In the recent decision of 1568 Montgomery Highway v. City of Hoover, the Alabama Supreme Court upheld the Alabama Legislature's prohibition of dildos and vibrators, basing this decision on "public morality." More specifically,

In its second counterclaim, Love Stuff asks to have Ala. Code § 13A-12-200.2 (which generally bans the sale of sex toys) deemed unconstitutional.

The trial Court had found that "The target market for Love Stuff [the name of the store in question] consists of females, ages 32-52." The Court held that commercial public sales of devices geared toward masturbation can be prohibited (though the Court suggested that the decision would be otherwise if the devices were handed out gratuitously or if they were sold at private "Tupperwear"-like parties). Geoffrey Stone harshly disagrees with the decision of the Alabama Supreme Court and properly characterizes this as an improper exercise of religion:

[W]hat is it about the use of a vibrator or a dildo that affronts the "public morality"? Why is a person who uses such a device "immoral"? The answer, I submit, turns entirely on religion. The pivotal shift from the world of the classical Greeks to our contemporary world, in this respect, was the advent of Christianity, with its emphasis on sexual pleasure as sinful.

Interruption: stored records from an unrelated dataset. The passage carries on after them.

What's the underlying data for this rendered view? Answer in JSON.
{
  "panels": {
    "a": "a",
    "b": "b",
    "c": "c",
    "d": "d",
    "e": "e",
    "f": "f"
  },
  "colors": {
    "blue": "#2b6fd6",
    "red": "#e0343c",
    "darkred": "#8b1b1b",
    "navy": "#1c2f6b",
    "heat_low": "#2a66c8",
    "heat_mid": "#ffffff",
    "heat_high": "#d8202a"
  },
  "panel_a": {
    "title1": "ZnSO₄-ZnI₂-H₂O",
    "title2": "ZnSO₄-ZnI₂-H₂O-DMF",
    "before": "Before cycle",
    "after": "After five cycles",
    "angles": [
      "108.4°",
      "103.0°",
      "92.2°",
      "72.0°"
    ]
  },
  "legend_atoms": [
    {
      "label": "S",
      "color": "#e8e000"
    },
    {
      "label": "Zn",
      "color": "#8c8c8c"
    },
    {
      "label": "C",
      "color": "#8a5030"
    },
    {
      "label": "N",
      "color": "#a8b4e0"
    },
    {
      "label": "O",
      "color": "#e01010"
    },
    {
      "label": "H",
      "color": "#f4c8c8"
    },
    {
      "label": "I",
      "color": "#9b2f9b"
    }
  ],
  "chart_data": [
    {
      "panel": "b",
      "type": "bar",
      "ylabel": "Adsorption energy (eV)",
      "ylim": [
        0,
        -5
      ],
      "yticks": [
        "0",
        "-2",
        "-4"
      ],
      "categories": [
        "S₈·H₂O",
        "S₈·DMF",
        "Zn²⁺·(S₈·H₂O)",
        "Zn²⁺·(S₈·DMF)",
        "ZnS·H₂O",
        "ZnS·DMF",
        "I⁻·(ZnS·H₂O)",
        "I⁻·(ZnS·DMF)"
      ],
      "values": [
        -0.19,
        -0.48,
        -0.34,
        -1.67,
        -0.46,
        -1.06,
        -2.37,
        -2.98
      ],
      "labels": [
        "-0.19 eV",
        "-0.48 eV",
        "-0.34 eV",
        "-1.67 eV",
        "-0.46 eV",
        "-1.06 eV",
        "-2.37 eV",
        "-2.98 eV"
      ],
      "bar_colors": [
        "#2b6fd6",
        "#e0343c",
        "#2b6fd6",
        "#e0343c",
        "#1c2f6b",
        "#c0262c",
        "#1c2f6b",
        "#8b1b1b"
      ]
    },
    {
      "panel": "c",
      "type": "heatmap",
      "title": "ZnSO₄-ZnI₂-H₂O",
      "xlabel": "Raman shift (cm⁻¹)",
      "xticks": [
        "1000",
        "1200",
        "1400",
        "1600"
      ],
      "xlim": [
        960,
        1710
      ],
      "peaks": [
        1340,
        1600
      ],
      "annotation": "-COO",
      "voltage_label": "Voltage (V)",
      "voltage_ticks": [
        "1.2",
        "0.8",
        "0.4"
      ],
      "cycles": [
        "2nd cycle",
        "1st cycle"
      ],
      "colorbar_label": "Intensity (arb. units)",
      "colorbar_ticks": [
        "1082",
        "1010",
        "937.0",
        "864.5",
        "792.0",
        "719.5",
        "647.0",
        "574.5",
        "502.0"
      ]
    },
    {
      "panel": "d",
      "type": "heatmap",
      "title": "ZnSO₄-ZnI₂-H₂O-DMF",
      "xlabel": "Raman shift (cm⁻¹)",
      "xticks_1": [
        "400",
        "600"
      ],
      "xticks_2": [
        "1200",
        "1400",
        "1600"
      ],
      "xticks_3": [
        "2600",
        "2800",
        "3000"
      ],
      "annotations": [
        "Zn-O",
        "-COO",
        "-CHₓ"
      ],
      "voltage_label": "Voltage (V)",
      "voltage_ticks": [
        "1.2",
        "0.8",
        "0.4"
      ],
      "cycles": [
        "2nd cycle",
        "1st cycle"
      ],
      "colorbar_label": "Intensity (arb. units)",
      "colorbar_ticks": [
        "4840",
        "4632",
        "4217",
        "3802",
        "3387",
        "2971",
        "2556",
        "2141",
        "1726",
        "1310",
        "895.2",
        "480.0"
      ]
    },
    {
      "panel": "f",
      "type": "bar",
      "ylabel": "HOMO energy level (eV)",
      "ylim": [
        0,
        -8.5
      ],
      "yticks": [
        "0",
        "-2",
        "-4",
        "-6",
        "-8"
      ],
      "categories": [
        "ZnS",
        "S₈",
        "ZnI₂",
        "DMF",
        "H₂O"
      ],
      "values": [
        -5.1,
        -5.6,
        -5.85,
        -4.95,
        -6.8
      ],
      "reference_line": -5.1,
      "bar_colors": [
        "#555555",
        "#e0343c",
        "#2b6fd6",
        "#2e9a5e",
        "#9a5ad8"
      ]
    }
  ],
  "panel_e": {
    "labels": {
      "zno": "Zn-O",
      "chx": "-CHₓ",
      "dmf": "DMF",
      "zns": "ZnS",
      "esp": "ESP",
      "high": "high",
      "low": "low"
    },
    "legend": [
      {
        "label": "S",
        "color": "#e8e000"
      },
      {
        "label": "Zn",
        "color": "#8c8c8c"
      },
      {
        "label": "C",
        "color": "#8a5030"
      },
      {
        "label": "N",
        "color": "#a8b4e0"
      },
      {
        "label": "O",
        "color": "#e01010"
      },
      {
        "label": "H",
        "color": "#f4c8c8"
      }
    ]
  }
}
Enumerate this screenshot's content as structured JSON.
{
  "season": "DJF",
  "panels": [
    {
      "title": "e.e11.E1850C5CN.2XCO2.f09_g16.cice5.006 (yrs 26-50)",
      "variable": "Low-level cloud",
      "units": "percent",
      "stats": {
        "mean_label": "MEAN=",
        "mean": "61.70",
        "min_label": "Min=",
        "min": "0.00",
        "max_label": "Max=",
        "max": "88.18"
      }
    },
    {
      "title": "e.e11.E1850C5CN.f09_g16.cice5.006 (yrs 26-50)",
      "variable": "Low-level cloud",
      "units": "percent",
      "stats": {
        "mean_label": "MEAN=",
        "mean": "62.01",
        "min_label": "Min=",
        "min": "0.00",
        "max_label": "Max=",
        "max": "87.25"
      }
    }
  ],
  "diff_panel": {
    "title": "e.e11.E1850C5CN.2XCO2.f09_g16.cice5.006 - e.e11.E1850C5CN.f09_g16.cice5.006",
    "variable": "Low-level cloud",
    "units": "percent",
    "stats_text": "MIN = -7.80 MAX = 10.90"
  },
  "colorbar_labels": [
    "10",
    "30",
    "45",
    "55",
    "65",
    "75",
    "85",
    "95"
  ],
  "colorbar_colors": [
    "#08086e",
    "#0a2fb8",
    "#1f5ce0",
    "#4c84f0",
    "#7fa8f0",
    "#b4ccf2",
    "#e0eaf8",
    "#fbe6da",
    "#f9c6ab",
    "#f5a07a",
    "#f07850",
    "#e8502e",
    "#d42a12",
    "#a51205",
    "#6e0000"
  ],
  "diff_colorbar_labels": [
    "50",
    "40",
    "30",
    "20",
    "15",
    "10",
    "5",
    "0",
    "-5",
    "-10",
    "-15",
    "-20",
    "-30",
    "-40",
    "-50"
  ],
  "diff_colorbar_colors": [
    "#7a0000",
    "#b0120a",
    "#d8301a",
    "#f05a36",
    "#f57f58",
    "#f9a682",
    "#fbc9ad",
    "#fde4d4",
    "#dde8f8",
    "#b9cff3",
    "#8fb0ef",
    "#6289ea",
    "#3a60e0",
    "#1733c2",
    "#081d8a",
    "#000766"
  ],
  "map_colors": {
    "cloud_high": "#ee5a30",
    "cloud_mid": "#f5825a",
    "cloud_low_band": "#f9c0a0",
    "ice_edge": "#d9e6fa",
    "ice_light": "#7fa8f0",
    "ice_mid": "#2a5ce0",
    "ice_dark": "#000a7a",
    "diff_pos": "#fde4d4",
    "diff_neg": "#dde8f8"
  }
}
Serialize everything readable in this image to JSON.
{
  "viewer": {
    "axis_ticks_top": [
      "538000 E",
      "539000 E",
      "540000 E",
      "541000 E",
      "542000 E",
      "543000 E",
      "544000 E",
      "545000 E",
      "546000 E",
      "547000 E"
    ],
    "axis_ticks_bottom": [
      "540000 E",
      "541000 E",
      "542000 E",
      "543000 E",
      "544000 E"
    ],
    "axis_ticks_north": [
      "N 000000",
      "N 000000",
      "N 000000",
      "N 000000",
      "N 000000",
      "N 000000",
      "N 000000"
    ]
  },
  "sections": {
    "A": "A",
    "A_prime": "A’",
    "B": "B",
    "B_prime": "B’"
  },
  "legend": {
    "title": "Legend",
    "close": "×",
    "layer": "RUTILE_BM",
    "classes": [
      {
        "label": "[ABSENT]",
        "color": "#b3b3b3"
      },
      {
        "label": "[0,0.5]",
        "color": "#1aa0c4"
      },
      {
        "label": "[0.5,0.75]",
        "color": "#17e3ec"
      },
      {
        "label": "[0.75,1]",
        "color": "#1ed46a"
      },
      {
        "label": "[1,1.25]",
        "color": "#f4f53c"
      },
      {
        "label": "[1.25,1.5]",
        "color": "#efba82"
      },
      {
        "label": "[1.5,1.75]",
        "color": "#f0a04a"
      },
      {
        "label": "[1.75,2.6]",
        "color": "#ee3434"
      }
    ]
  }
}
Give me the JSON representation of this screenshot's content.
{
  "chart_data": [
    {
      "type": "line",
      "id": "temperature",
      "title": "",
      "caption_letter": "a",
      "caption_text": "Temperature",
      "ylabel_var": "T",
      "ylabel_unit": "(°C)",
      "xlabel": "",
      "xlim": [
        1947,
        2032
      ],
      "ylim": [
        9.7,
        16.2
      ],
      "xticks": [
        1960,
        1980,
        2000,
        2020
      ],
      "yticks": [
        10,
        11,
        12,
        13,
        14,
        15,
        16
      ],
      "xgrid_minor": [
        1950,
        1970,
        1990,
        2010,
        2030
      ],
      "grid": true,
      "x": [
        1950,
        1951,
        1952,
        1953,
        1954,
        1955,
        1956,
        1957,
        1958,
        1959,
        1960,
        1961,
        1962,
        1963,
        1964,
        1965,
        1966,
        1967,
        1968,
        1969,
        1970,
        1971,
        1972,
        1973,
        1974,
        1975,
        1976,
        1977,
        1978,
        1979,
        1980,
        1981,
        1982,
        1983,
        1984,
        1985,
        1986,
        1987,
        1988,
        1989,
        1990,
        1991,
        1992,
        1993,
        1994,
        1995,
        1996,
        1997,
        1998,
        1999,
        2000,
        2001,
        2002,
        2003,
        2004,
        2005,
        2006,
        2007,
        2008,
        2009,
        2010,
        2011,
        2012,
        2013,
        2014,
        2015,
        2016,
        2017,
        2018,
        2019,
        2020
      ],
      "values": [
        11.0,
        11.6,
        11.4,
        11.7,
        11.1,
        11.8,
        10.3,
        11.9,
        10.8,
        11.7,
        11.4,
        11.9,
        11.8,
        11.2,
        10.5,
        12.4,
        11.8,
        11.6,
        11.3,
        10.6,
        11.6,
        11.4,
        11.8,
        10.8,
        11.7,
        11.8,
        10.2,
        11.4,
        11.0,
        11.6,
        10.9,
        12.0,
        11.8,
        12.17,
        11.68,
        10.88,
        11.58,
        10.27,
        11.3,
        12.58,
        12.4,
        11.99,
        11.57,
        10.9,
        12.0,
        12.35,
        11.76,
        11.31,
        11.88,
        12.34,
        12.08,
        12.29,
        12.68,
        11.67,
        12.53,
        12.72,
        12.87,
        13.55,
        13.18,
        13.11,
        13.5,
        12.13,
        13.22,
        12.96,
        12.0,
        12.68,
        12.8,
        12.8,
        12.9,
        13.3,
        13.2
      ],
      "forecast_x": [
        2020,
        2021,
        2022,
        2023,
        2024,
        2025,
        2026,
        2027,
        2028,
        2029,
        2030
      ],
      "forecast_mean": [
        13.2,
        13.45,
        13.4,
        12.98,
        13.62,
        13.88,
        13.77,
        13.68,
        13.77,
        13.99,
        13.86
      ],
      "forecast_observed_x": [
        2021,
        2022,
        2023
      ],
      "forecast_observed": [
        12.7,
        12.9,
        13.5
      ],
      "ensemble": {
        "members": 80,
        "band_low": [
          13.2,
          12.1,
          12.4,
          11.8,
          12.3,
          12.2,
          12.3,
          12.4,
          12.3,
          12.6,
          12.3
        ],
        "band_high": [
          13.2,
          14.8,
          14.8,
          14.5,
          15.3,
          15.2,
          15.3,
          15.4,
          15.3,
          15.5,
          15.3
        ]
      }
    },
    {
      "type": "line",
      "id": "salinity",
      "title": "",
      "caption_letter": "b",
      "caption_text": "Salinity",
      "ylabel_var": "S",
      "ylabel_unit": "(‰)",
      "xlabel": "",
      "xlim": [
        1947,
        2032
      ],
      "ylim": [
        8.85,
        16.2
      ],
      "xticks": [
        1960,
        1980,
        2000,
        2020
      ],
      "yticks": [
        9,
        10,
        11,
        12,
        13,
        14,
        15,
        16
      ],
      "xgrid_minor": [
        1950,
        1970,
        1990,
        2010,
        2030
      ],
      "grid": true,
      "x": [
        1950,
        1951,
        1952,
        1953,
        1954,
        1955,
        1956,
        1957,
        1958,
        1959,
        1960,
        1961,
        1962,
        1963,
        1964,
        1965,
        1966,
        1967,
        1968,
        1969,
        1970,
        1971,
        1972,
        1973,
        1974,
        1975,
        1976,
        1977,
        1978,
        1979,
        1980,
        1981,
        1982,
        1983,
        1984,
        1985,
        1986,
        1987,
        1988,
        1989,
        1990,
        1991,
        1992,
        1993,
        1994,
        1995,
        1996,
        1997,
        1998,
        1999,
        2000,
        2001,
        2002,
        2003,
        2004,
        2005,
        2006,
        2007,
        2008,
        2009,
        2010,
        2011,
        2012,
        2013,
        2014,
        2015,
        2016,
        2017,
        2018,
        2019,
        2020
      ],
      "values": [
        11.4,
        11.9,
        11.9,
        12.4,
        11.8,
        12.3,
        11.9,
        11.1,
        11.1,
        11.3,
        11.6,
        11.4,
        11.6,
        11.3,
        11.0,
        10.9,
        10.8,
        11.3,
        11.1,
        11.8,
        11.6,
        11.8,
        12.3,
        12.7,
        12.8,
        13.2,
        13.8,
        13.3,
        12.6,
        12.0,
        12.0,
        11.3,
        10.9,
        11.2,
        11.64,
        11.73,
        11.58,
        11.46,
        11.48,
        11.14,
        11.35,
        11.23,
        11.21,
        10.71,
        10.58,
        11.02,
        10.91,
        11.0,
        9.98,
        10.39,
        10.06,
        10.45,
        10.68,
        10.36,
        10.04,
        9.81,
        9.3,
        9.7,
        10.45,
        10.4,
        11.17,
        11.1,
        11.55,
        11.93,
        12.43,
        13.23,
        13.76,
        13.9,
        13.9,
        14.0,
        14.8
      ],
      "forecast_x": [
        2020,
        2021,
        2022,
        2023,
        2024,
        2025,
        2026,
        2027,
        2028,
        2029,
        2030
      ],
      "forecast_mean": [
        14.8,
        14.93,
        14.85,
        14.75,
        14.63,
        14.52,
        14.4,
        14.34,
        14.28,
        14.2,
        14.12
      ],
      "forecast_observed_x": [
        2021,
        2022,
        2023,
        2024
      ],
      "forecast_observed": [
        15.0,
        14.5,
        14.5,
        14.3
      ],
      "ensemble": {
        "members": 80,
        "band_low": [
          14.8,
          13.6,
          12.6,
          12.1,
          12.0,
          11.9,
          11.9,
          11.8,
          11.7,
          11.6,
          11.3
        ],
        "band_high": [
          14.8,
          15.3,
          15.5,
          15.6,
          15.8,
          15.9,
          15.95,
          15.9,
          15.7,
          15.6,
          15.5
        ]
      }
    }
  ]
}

Much of this can be traced to Augustine, who reasoned in the fifth century that sexual pleasure was integrally related to Adam's Fall from Grace. Adam's original sin, he argued, had not been one of pride or disobedience, but of sex. Thus, sexual pleasure was born out of evil, and man's best hope for redemption lay in repudiating the sexual impulse and, with it, the burden of guilt inherited from Adam. Sexual pleasure was therefore deemed defiling and shameful.

I agree with Stone's thorough analysis.